At OpenBiome’s lab, technician Christina Kim, working under a fume hood that sucks up odors, pulls the lid off Eric’s collection bucket and demonstrates how she turns poop into the life-saving treatment.
“It’s nice that this room is actually closed off because this is where the smelly part happens,” she says.
She examines the consistency of today’s offering. A nearby chart has descriptions and illustrations for seven types of stools. It was developed by a hospital in Bristol, England, as a visual guide.
Not all poop is acceptable.
Types one or two, defined by the Bristol Stool Chart as “like nuts” or “lumpy,” are too dry to process into a treatment.
If a donor’s stool is “mushy” or “watery” — that’s a type six or seven — then it can’t be used because it could be a sign the donor has a gastrointestinal infection.
The perfect poop is type three, which is “like a sausage but with cracks on its surface;” type four, which is “like a sausage or snake, smooth and soft;” or type five, “soft blobs with clear-cut edges (passed easily).”
“It’s actually an established medical chart,” Kim says with a chuckle. “It’s very important.”
Maybe it was the hot sauce he used on his quinoa and cheddar cheese casserole last night, or the banana and peanut butter he ate with a bowl of bran flakes and almond milk for breakfast, but Eric’s stool is type five, just barely acceptable for processing.
Kim scoops the feces into a clear plastic bag and adds a saline solution. For two minutes the bag sloshes around inside a machine called the “jumbo mix.” The fiber in Eric’s stool is filtered out, and what’s left behind is a liquid teaming with helpful bacteria.
With a pipette, Kim transfers the watery remnants of Eric’s poop into 250 ml plastic bottles. On average, one stool donation fills four, but today Eric’s impressive half-pound sample fills seven. One bottle equals one treatment.
The 133 treatments Eric has provided won’t be distributed until he’s passed a secondary healthy screening. For now, they sit frozen in quarantine inside a giant freezer.
Most donors head on their way after handing over their sample, but during today’s visit Eric asks if he can see the treatments he helped create.
Cool air blasts his face as Kim opens the freezer. His jaw drops at the sight of his icy brown bottles, which look like frozen chocolate milkshakes. The bacteria inside them is still alive, cryogenically preserved at -112°F.
“That’s fantastic! Holy cow!” Eric says, beaming. “It’s unreal. I never thought I would be staring at my poop frozen in a freezer destined to help people across the country. It’s really cool.”

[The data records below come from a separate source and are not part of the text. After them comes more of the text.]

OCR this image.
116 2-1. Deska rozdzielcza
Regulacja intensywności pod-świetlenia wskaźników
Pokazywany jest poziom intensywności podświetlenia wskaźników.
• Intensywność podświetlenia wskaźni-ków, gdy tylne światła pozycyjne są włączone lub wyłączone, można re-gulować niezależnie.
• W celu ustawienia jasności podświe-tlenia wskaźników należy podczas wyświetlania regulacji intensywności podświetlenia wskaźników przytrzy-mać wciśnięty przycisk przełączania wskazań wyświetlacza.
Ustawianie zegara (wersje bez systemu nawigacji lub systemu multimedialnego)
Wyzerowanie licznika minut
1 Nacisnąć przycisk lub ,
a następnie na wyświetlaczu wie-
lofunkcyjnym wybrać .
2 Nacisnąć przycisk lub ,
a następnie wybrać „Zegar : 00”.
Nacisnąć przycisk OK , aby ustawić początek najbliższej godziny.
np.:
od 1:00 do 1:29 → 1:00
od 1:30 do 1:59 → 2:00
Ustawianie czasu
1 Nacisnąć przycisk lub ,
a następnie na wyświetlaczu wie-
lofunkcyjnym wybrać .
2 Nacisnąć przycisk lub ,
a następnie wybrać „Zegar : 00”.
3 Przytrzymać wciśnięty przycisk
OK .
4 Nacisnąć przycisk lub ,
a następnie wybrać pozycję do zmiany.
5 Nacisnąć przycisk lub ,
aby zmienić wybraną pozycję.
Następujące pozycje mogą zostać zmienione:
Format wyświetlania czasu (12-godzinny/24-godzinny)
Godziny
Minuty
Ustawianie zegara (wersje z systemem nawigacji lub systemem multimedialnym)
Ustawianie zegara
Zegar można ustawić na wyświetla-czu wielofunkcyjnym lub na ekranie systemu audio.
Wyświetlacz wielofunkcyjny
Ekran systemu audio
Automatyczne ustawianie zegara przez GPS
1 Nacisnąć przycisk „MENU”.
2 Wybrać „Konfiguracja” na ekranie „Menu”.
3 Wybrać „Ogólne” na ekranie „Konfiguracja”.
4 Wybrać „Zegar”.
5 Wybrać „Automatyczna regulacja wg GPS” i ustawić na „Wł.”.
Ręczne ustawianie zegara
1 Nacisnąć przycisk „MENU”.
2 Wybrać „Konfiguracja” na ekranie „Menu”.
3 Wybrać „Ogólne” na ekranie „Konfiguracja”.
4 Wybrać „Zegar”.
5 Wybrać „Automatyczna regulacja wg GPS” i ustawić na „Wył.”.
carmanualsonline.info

But did he do it for the money? The ridiculously easy money?
“Not at all,” he says. “It’s a nice perk, of course.”
If you’re inspired to donate like Eric, you have to live in the Boston area. And you may have to wait. Some 6,000 people have already signed up. OpenBiome usually invites about 50 people for interviews every week.
“It’s easier to get into MIT and Harvard than it is to get enrolled as one of our donors,” Smith says. “A lot of our donors are pretty excited to take something they do every day otherwise and save people’s lives with it.”